World Bank downdgrades Russia growth to 4%

15th September 2011, Comments 0 comments

The World Bank downgraded Russia's 2011 growth forecast to 4.0% on Thursday, citing global risks and sluggish domestic demand while warning against an unsustainable long-term budget.

It was the second downward revision from the 4.5-percent figure initially predicted by the bank in November. Last year, Russia's economy also grew 4.0, recovering slightly from its 7.9-percent contraction in 2009.

"With heightened risks to global growth and lower commodity prices, we now expect Russia's real GDP to grow 4 percent in 2011," the World Bank said in its latest report.

Production and manufacturing growth slowed from last year, and "widespread expectations that growth in the nontradable sectors will soon accelerate... have not fully materialised," the report said.

"Low consumer confidence" from delayed recovery in incomes has also stalled the anticipated growth of domestic demand, the bank said.

Russia's own projection for economic growth in 2011 has been 4.2 percent, a target set by Prime Minister Vladimir Putin in April.

The bank noted that high oil price and low unemployment "will help sustain robust growth in domestic consumption, which, in turn, will support overall growth during the second half of 2011," the report said.

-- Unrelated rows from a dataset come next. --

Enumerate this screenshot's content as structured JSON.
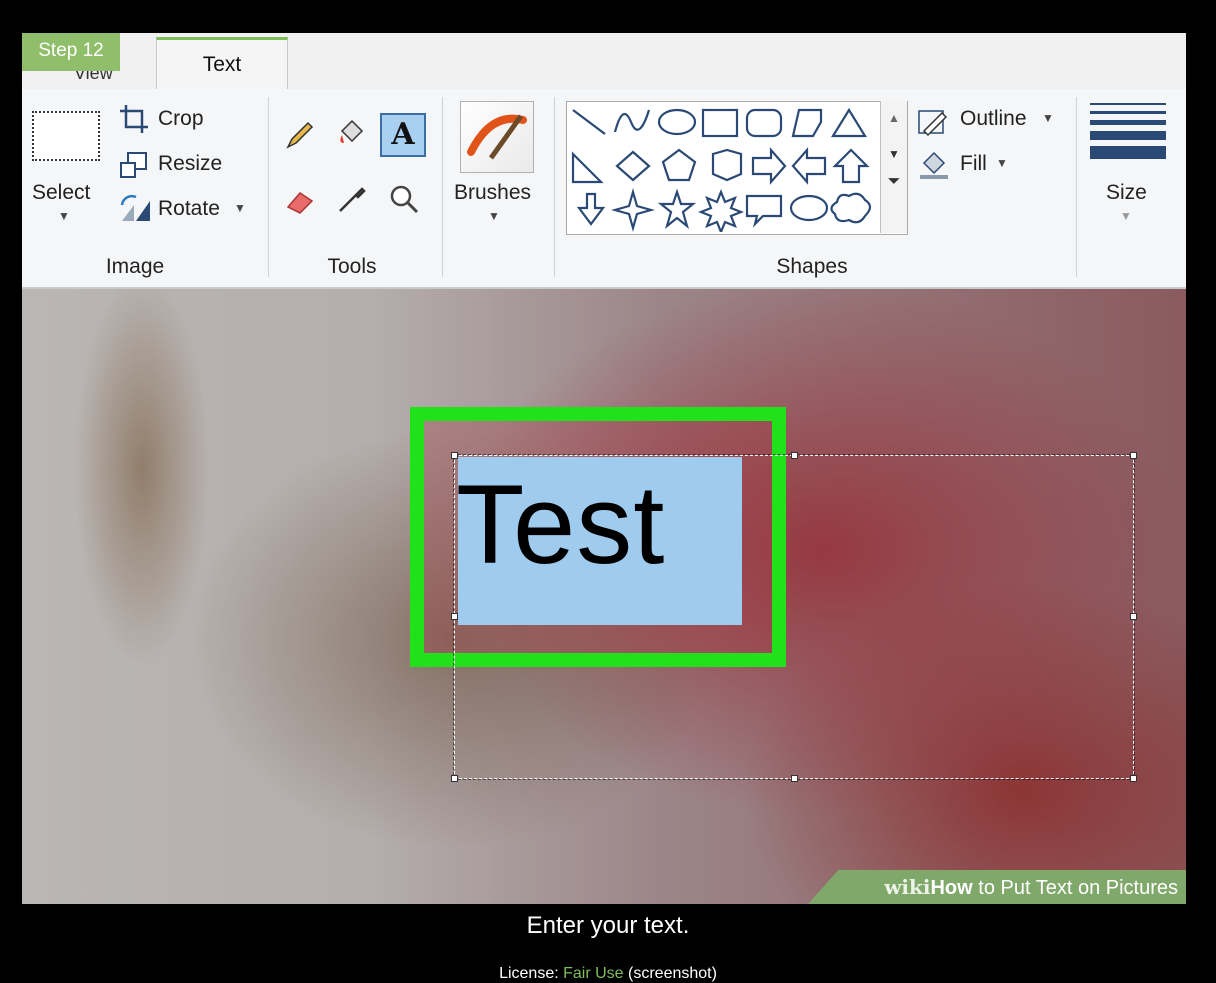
{
  "step_badge": "Step 12",
  "tabs": {
    "view": "View",
    "text": "Text"
  },
  "ribbon": {
    "image": {
      "label": "Image",
      "select": "Select",
      "crop": "Crop",
      "resize": "Resize",
      "rotate": "Rotate"
    },
    "tools": {
      "label": "Tools"
    },
    "brushes": {
      "label": "Brushes"
    },
    "shapes": {
      "label": "Shapes",
      "outline": "Outline",
      "fill": "Fill"
    },
    "size": {
      "label": "Size"
    }
  },
  "canvas": {
    "text_value": "Test"
  },
  "watermark": {
    "wiki": "wiki",
    "how": "How",
    "rest": " to Put Text on Pictures"
  },
  "caption": "Enter your text.",
  "license": {
    "prefix": "License: ",
    "link": "Fair Use",
    "suffix": " (screenshot)"
  },
  "colors": {
    "highlight": "#21e21a",
    "text_fill": "#9ecbee",
    "accent": "#7fbf5a"
  }
}
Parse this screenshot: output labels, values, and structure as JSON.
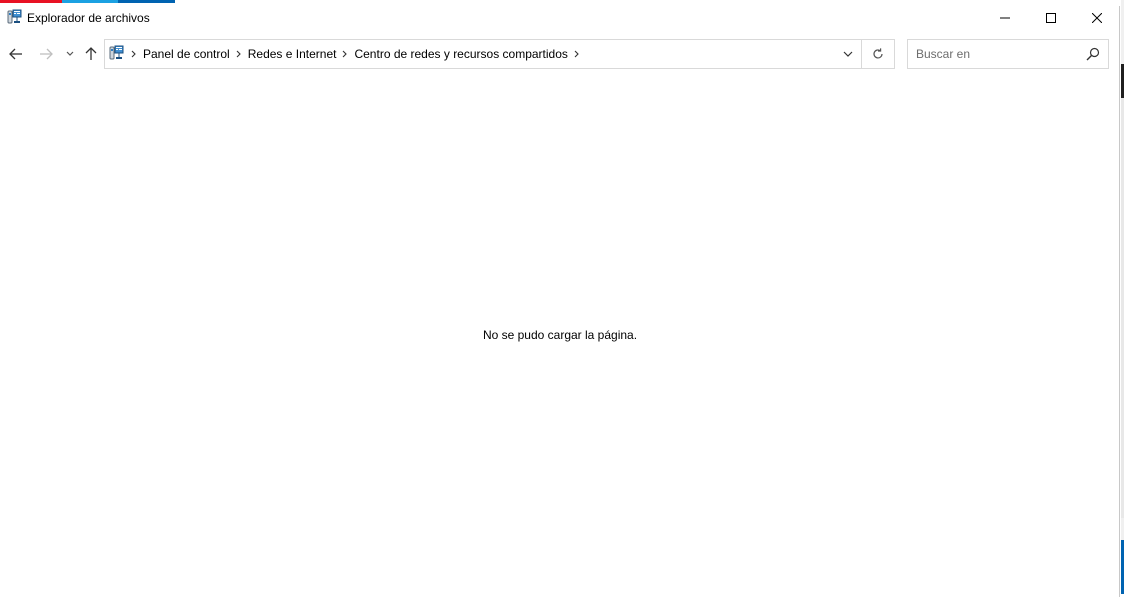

But it cautioned that despite the added oil revenues, "the new budget plan for 2012-14 raises concerns about the long-term fiscal sustainability of Russia's public finances."

The Russian press this week discussed the latest leaked draft of the budget for 2012-2014, in which spending grew by 425 billion rubles ($14 billion) to account for pre-election pledges. It is set for approval September 20.

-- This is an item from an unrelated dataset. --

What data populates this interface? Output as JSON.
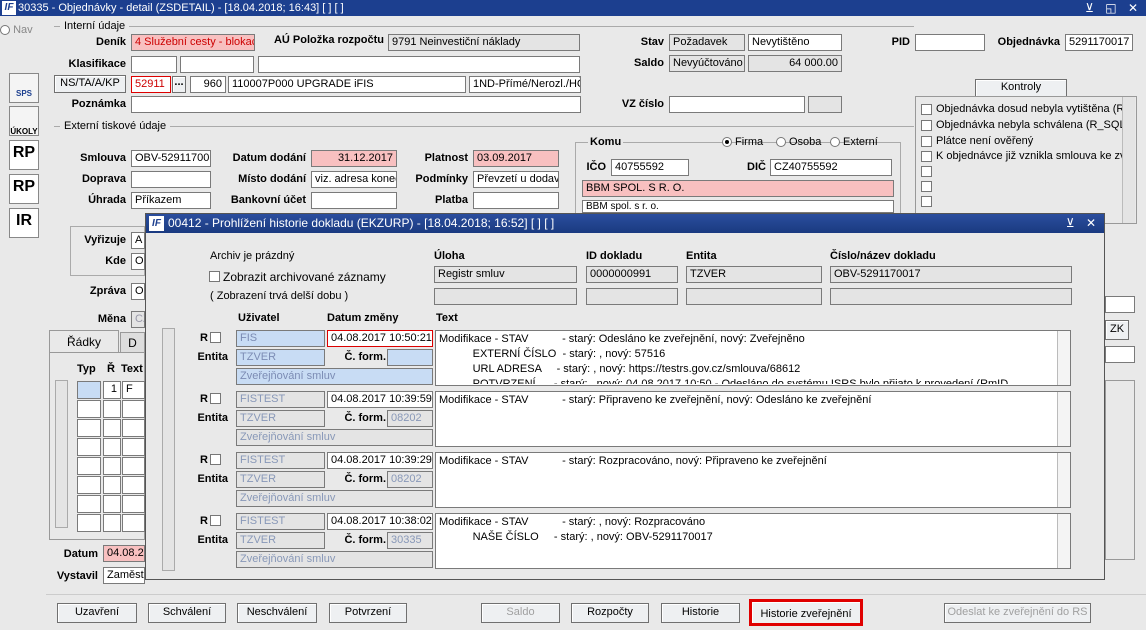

Russia's 2011 budget is based on an average annual oil price of $105 dollars a barrel.

With growth still considerably slower than in pre-crisis years, Russia would need to improve effectiveness of public expenditures in order to target poverty, the report said.

While Russia's limited trade with indebted European countries like Greece will minimise "contagion", its economy is still vulnerable to oil prices and capital flows.